Katherine Nay Yaung1, Joo Guan Yeo2, Hui Nee Annie Law3, Martin Wasser4, Thaschawee Arkachaisri5, Julian Thumboo3, Andrea Low3 and Salvatore Albani4, 1Translational Immunology Institute, SingHealth Duke-NUS Academic Medical Centre, Singapore; Duke-NUS Medical School, Singapore, Singapore, 2KK Hospital, Singapore; Translational Immunology Institute, SingHealth Duke-NUS Academic Medical Centre, Singapore, Singapore, 3Department of Rheumatology and Immunology, Singapore General Hospital, Singapore, Singapore, 4Translational Immunology Institute, SingHealth Duke-NUS Academic Medical Centre, Singapore, Singapore, Singapore, 5KK Women's and Children's Hospital, SingHealth, Singapore, Singapore
Background/Purpose: Systemic lupus erythematosus (SLE) is a complex, systemic autoimmune disease that interferes with the balance between regulation and immunity, resulting in immune system dysfunction. Disease course is unpredictable due to alternating remissions and flares, impeding reliable patient assessments. Thus, mechanistic insights are required for better assessment. Current studies are mainly descriptive, and SLE is best interrogated with a multi-parametric, holistic approach such as mass cytometry (CyTOF).
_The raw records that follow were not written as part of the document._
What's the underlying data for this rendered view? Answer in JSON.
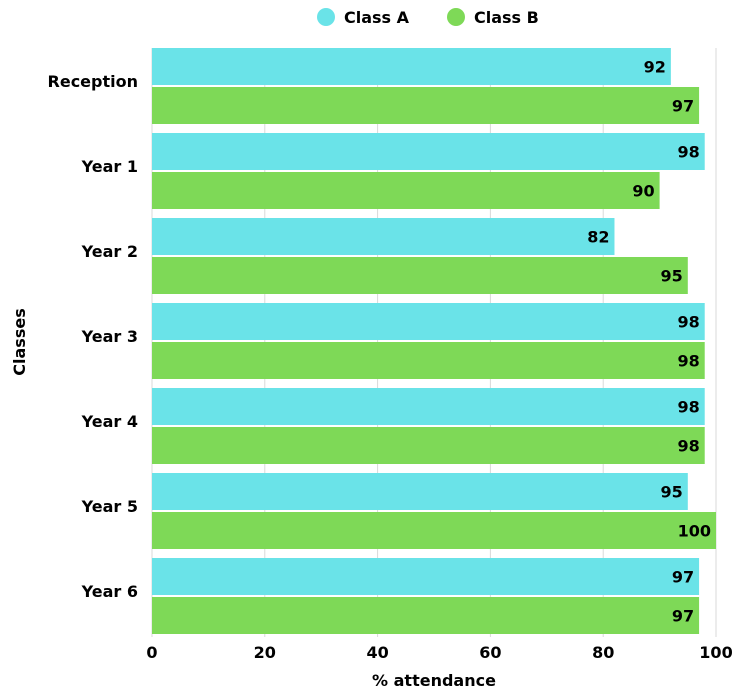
{
  "chart_data": {
    "type": "bar",
    "orientation": "horizontal",
    "categories": [
      "Reception",
      "Year 1",
      "Year 2",
      "Year 3",
      "Year 4",
      "Year 5",
      "Year 6"
    ],
    "series": [
      {
        "name": "Class A",
        "color": "#6ae3e8",
        "values": [
          92,
          98,
          82,
          98,
          98,
          95,
          97
        ]
      },
      {
        "name": "Class B",
        "color": "#7ed957",
        "values": [
          97,
          90,
          95,
          98,
          98,
          100,
          97
        ]
      }
    ],
    "xlabel": "% attendance",
    "ylabel": "Classes",
    "xlim": [
      0,
      100
    ],
    "xticks": [
      "0",
      "20",
      "40",
      "60",
      "80",
      "100"
    ],
    "grid": true,
    "legend_position": "top-center",
    "data_labels": true
  }
}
The objectives of this study are as follows: (1) To characterise immune signatures of SLE patients and in the process: Study the roles of B and T cells in SLE to gain a holistic understanding of the adaptive immune response and (2) To compare immunological profiles of SLE patients with age-matched healthy controls.
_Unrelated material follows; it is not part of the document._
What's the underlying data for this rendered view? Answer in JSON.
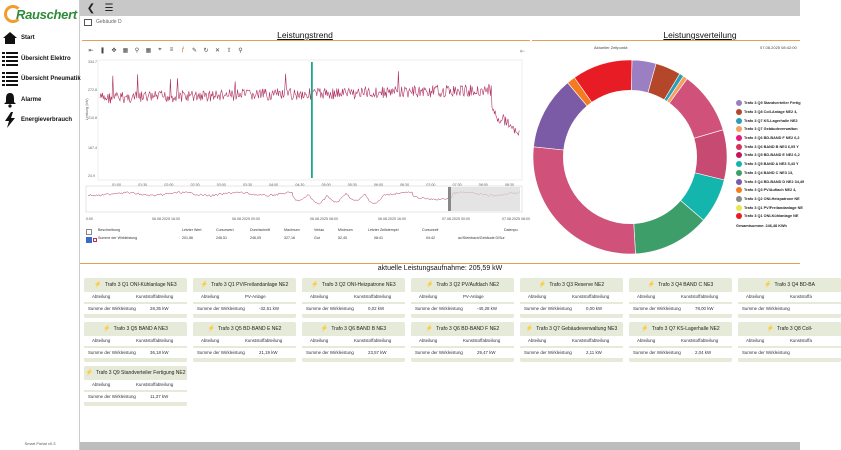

Methods: Peripheral blood mononuclear cells (PBMCs) from 26 SLE subjects (41 samples, median age 39.5years) and 27 age-matched subjects were tested with CyTOF. Data was analysed and visualised using our laboratory-designed machine learning tool, the Extended Polydimensional Immunome Characterization (EPIC) platform. Normalization and FlowSOM (Flow cytometry analysis by Self- Organising Maps) clustering were performed with functionally and phenotypically important immune markers. Mann-Whitney U test identified significantly different cluster frequencies.
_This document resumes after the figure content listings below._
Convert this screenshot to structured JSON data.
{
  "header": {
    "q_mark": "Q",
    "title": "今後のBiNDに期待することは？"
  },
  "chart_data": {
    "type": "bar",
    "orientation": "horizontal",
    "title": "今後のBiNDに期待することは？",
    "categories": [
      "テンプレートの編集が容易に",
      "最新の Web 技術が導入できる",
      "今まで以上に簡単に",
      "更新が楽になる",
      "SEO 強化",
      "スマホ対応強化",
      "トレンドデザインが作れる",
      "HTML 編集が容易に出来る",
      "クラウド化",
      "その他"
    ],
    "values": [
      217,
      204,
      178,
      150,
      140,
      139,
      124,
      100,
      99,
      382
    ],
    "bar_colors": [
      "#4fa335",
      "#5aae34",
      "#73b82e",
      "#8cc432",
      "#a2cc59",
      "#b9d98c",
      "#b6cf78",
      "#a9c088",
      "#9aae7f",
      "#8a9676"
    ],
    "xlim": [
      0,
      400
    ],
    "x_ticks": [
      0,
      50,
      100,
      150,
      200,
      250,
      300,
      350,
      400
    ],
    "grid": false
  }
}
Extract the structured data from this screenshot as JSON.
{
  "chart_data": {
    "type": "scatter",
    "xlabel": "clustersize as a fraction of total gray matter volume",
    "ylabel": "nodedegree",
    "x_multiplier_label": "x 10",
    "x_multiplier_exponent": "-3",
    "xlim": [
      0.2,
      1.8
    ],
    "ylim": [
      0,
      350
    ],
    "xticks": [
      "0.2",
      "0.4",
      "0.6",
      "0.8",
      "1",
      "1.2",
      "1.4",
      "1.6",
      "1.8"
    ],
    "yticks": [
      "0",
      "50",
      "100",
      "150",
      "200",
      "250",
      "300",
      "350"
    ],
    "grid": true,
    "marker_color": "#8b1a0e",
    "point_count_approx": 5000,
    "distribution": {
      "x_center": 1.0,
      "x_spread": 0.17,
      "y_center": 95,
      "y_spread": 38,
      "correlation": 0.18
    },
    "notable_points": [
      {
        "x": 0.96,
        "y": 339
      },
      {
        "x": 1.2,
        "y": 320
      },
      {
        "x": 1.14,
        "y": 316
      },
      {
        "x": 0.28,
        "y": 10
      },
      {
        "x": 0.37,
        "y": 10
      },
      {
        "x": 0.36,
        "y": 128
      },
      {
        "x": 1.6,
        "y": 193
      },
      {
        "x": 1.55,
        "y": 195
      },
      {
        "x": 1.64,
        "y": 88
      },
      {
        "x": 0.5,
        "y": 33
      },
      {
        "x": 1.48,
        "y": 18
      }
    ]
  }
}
Results: Multiple significant differences were identified (p < 0.05). An activated CD8+CXCR3+CLA+ T -cell subset (CD8+CD45RA+CD38+CLA+CXCR3+) was enriched in SLE (median: 0.19%,interquartile range: 0.13-0.35% of CD45+ PBMCs) versus healthy (0.08%,0.05-0.09%; p< 0.0001). CXCR3 and cutaneous lymphocyte-associated antigen (CLA) are involved in skin-homing, with CLA function enhanced in inflammatory dermatoses. This suggests the importance of skin involvement in SLE immunopathogenesis even if skin manifestations are absent. Further analysis of CD3+ cells revealed unchanged natural T-regulatory cells (TREGS) in healthy and disease while a few TREG-like populations (FoxP3+CD25-) are significantly increased in disease, suggesting a deranged immunoregulatory response driven by TREGS. Thirdly, an activated CD8+BAFF+ T-cell subset (CD8+CD45RA+iCOS+ BAFF+) (r=0.715, p< 0.0001) is enriched in SLE (0.975%,0.433-1.53%) versus healthy (0.28%,0.1-0.49%; p< 0.0001). B-cell activating factor (BAFF) supports autoreactive B cell survival in autoimmune disease; an anti-BAFF drug (belimumab) is FDA- approved for SLE. Despite increasing use of belimumab, not all patients respond equally, so BAFF inhibition alone may not adequately alter disease activity. Studying these cell subset interactions in further detail to identify pathological pathways may facilitate improvements in current SLE theragnostics.
Conclusion: With a multi-parametric unbiased approach comparing SLE subjects to healthy controls, we identified immune subsets of immunopathogenic importance for further studies.
Figure 1: Clinical samples are used for experimentation and subsequent analysis.
Figure 2: A graphic representation of the EPIC Immunomics Platform, which provides a healthy dataset and analysis pipeline to identify derangements in disease.
Figure 3: There are derangements in multiple subsets in SLE. Notably, many differences between SLE and healthy were observed in the CD3+ compartment (circled in red). Disclosures: K. Nay Yaung, None; J. Yeo, None; H. Law, None; M. Wasser, None; T. Arkachaisri, None; J. Thumboo, None; A. Low, None; S. Albani, None.